Оба супруга любили пешешествовать по лесам да лугам, забираясь далеко за город. Иногда ездили верхом на велосипедах. При этом для подросших сыновей они специально приварили к велосипедам сидения с ремнями безопасности.
Молодой отец веселился, словно ребенок, прыгал с сыновьями, носился, резвился и катался в стоге сена, обнаруженного неугомонным семейством где-нибудь в совхозном поле. Петр сучил ногами и так заразительно хохотал, так вторили ему звенящими голосочками-колокольчиками дети, что даже застенчивой, не оправившейся до конца после первого тяжеленного брака, Наденьке, хотелось смеяться. Обычно, она дожидалась окончания игр где-нибудь в сторонке. Но заканчивалось тем, что неумолимый Петр затягивал ее на самый верх стога, тормошил и добивался, наконец, ласкою и нежными поцелуями, румянца на ее бледных щеках. А ее сияющий взгляд был наградой ему за все страдания безответной любви.

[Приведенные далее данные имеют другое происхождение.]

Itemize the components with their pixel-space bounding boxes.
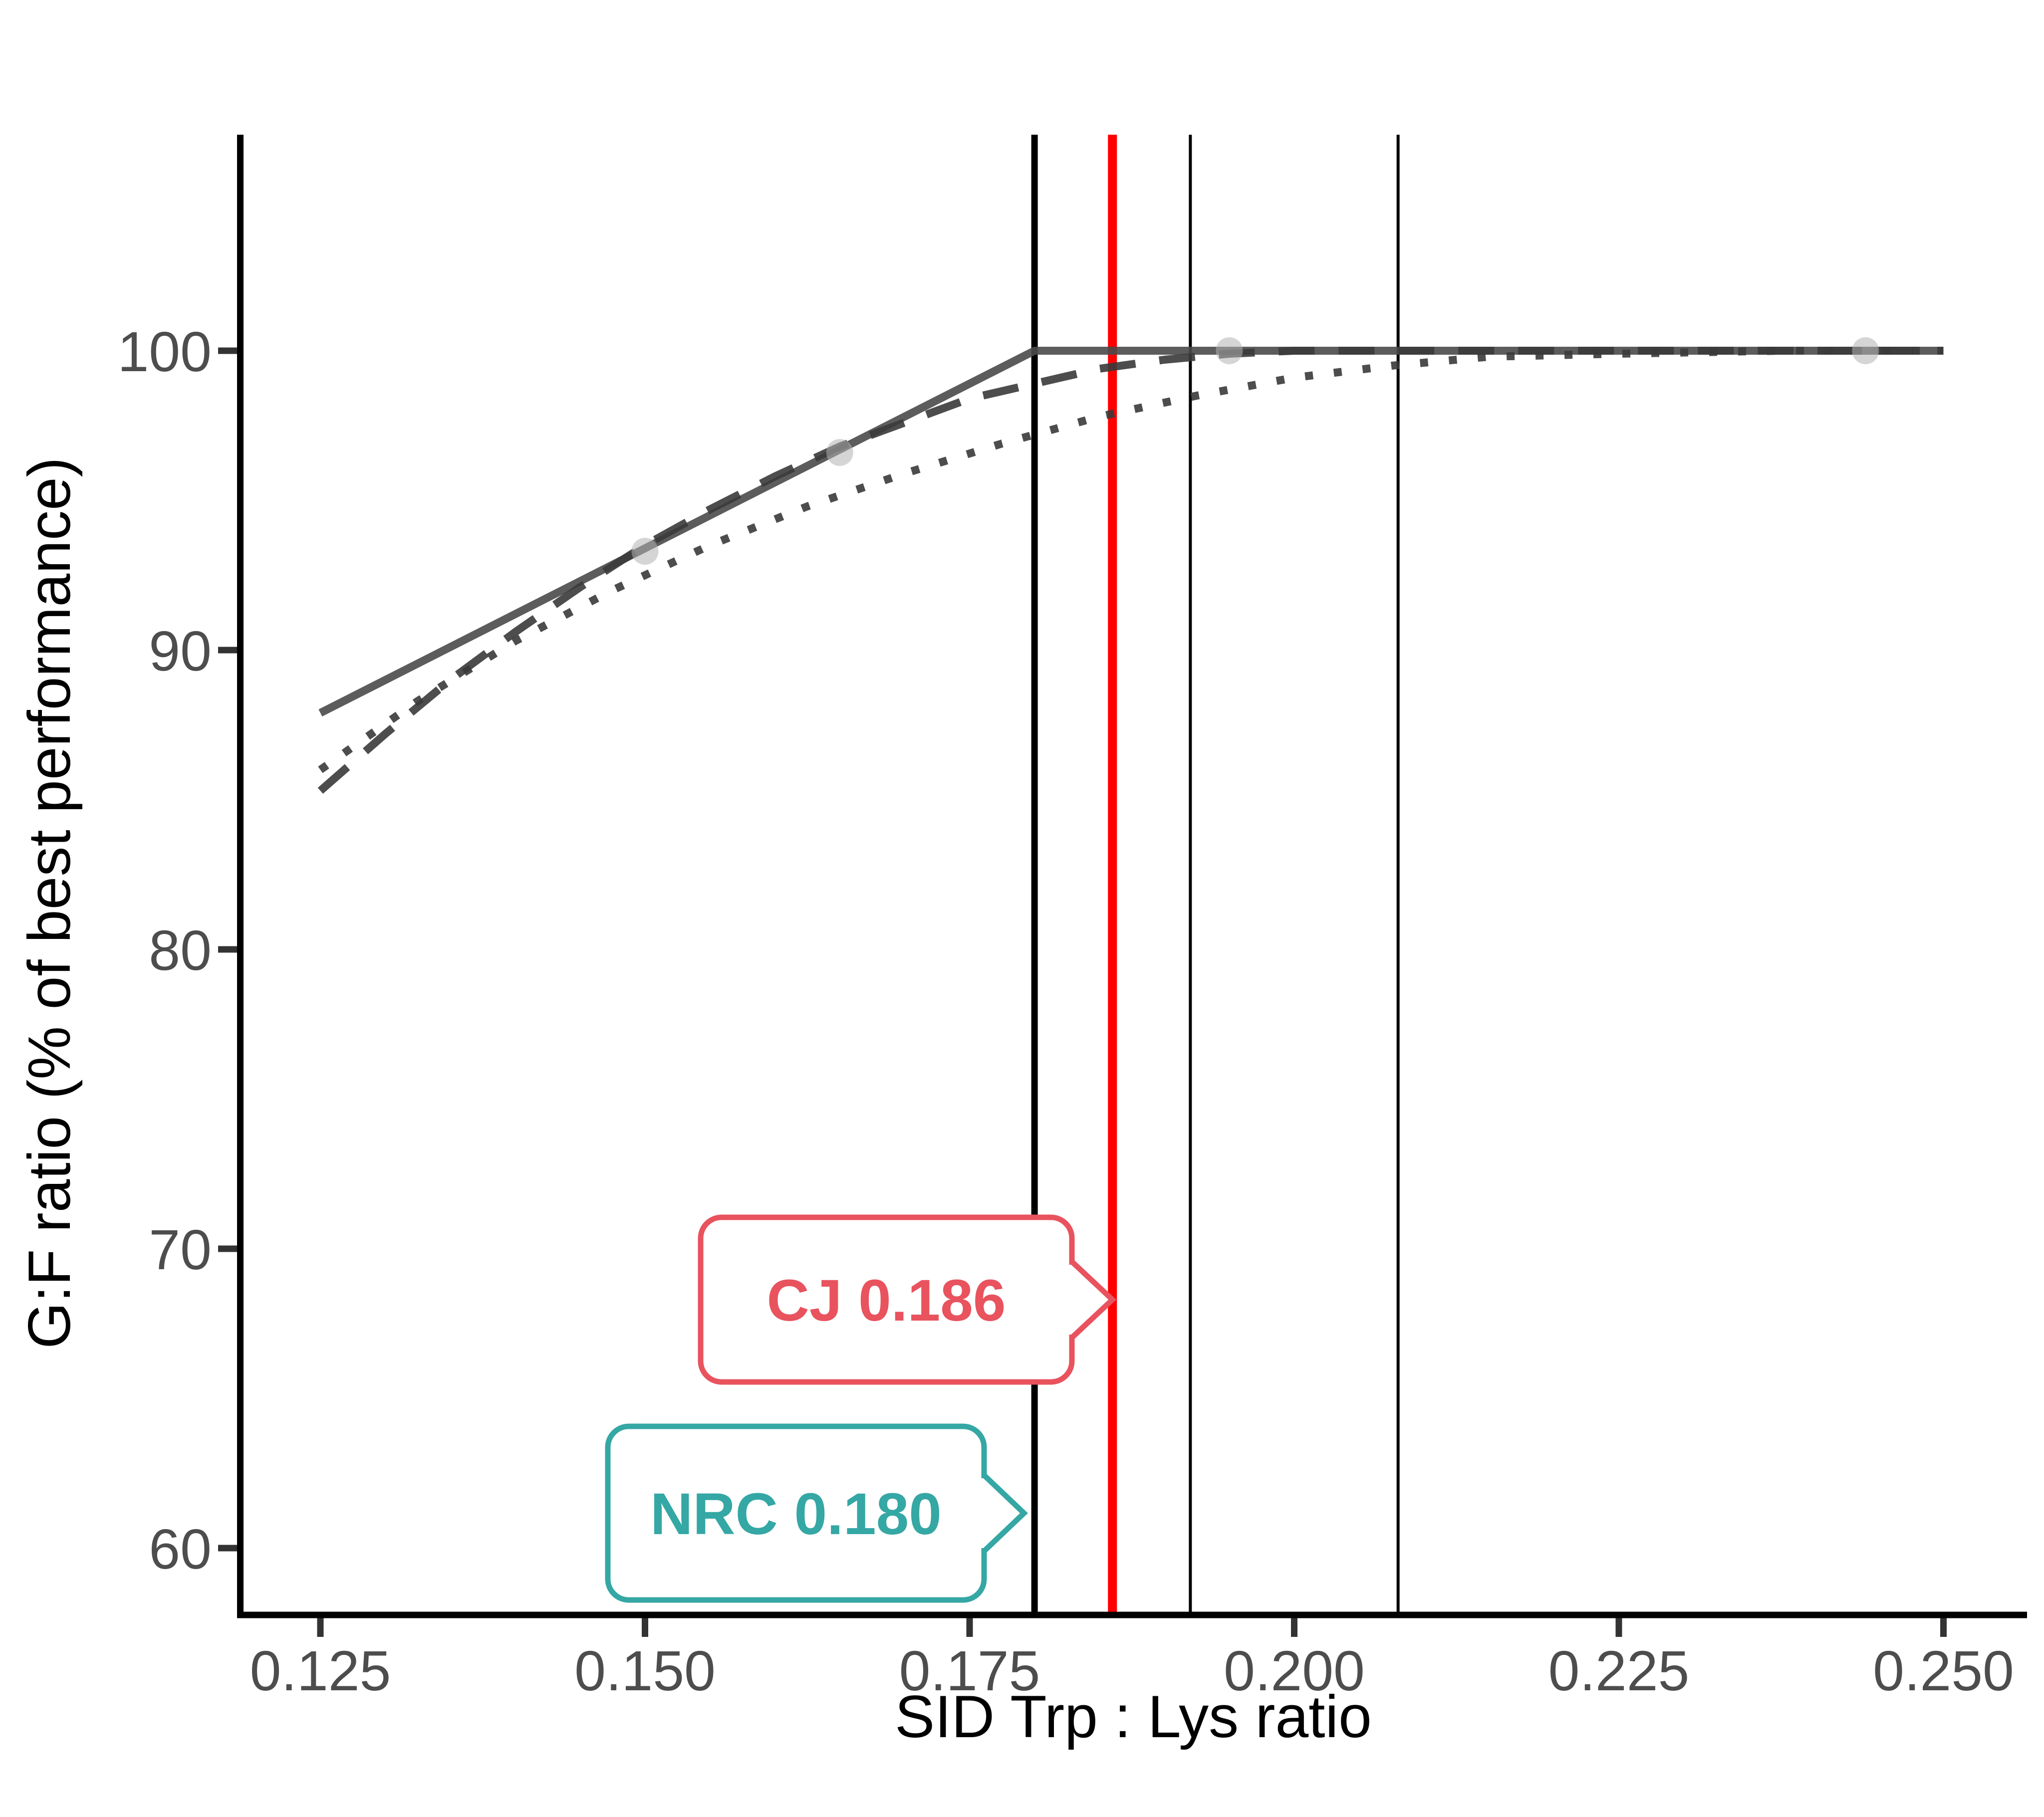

Любила ли она его? О, да! Верила ли в возможность их союза? О, нет! В студенческие годы она даже чувствовала его приближение по обширному коридору академии к аудитории, где за партами успевали расположиться студенты, и точно знала, что вот сейчас он войдет, а войдя, посмотрит, прежде всего, на нее. Оказавшись рядом, они замирали, будто в испуге и учащенно бились их сердца, когда невольно соприкасались их руки. Он безнадежно путался в словах, когда она близко наклоняясь, чтобы заглянуть в его глаза, что-либо спрашивала у него.